Oil Spike to $104 Unleashes Global Stagflation Fears
The war in Iran has sent a shockwave through energy markets, stoking fears of a return to 1970s-style stagflation. The closure of the Strait of Hormuz, a critical waterway for global oil shipments, caused Brent crude prices to climb 54% in less than a month, rising from $67.13 on February 17 to a current price of $103.86 a barrel. At one point, futures topped $109.
This dramatic increase in energy costs is a dual blow to the global economy. It directly fuels inflation while simultaneously dampening economic growth, as higher costs reduce consumer spending power and increase operational expenses for businesses. The International Monetary Fund (IMF) estimates that for every 10% rise in oil prices, global economic output declines by 0.1% to 0.2%. With about 20 million barrels of oil per day blocked from the strait, the inflationary effects are expected to be significant and widespread.

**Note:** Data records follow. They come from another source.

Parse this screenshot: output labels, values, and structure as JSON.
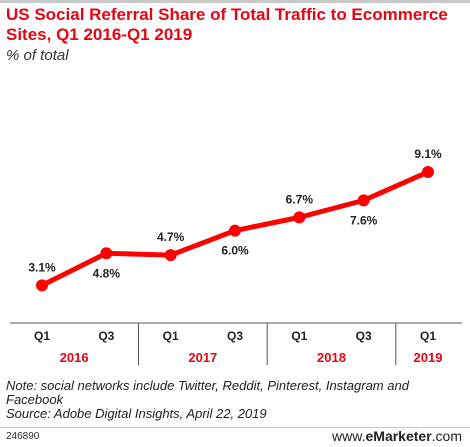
{
  "header": {
    "title": "US Social Referral Share of Total Traffic to Ecommerce Sites, Q1 2016-Q1 2019",
    "subtitle": "% of total"
  },
  "chart_data": {
    "type": "line",
    "x": [
      "Q1",
      "Q3",
      "Q1",
      "Q3",
      "Q1",
      "Q3",
      "Q1"
    ],
    "year_groups": [
      {
        "label": "2016",
        "span": [
          0,
          1
        ]
      },
      {
        "label": "2017",
        "span": [
          2,
          3
        ]
      },
      {
        "label": "2018",
        "span": [
          4,
          5
        ]
      },
      {
        "label": "2019",
        "span": [
          6,
          6
        ]
      }
    ],
    "series": [
      {
        "values": [
          3.1,
          4.8,
          4.7,
          6.0,
          6.7,
          7.6,
          9.1
        ],
        "labels": [
          "3.1%",
          "4.8%",
          "4.7%",
          "6.0%",
          "6.7%",
          "7.6%",
          "9.1%"
        ],
        "label_position": [
          "above",
          "below",
          "above",
          "below",
          "above",
          "below",
          "above"
        ],
        "color": "#ff0000"
      }
    ],
    "ylim": [
      0,
      10
    ],
    "grid": false,
    "colors": {
      "line": "#ff0000",
      "year_label": "#e30613",
      "axis": "#555555"
    }
  },
  "footer": {
    "note": "Note: social networks include Twitter, Reddit, Pinterest, Instagram and Facebook",
    "source": "Source: Adobe Digital Insights, April 22, 2019",
    "chart_id": "246890",
    "brand_prefix": "www.",
    "brand_name": "eMarketer",
    "brand_suffix": ".com"
  }
}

Central Banks Hold Rates as Economic Growth Falters
Confronted by this stagflationary dilemma, major central banks have opted to hold interest rates steady. The U.S. Federal Reserve maintained its target range of 3.5% to 3.75%, and the Bank of Canada (BoC) held its rate at 2.25%. Policymakers are trapped between their mandates to control inflation and the need to support faltering economic growth. The U.S. economy lost 92,000 jobs in February, pushing the unemployment rate up to 4.4%, while the manufacturing sector has contracted in 23 of the last 25 months.

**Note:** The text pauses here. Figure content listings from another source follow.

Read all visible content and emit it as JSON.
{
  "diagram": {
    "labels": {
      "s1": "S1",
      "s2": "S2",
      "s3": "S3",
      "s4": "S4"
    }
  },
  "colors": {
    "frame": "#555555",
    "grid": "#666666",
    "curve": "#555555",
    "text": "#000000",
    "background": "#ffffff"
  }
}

Bank of Canada Governor Tiff Macklem highlighted the difficult trade-offs facing policymakers.
Raising interest rates to slow inflation could further weaken the economy. Easing interest rates to support growth risks pushing inflation well above target.
This cautious "wait-and-see" approach reflects deep uncertainty about the duration of the conflict and its economic fallout. While the Fed still projects one potential rate cut in 2026, Fed Chair Jerome Powell noted that progress on inflation has been slower than hoped, even before the full impact of the oil shock registers in official data.
Banks Face Squeezed Margins and Rising Credit Risk
The current environment places the banking sector in a vise. Persistently high inflation without corresponding interest rate hikes from central banks compresses banks' net interest margins (NIMs)—the key measure of their lending profitability. At the same time, the slowing economy elevates credit risk across their loan portfolios.
The weakening labor market and contracting manufacturing activity signal a higher probability of loan defaults from both consumers and corporations. This forces banks to increase provisions for bad loans, further eroding their bottom line. The combination of shrinking profitability and rising risk creates a decidedly bearish outlook for bank stocks until the geopolitical and economic uncertainty subsides.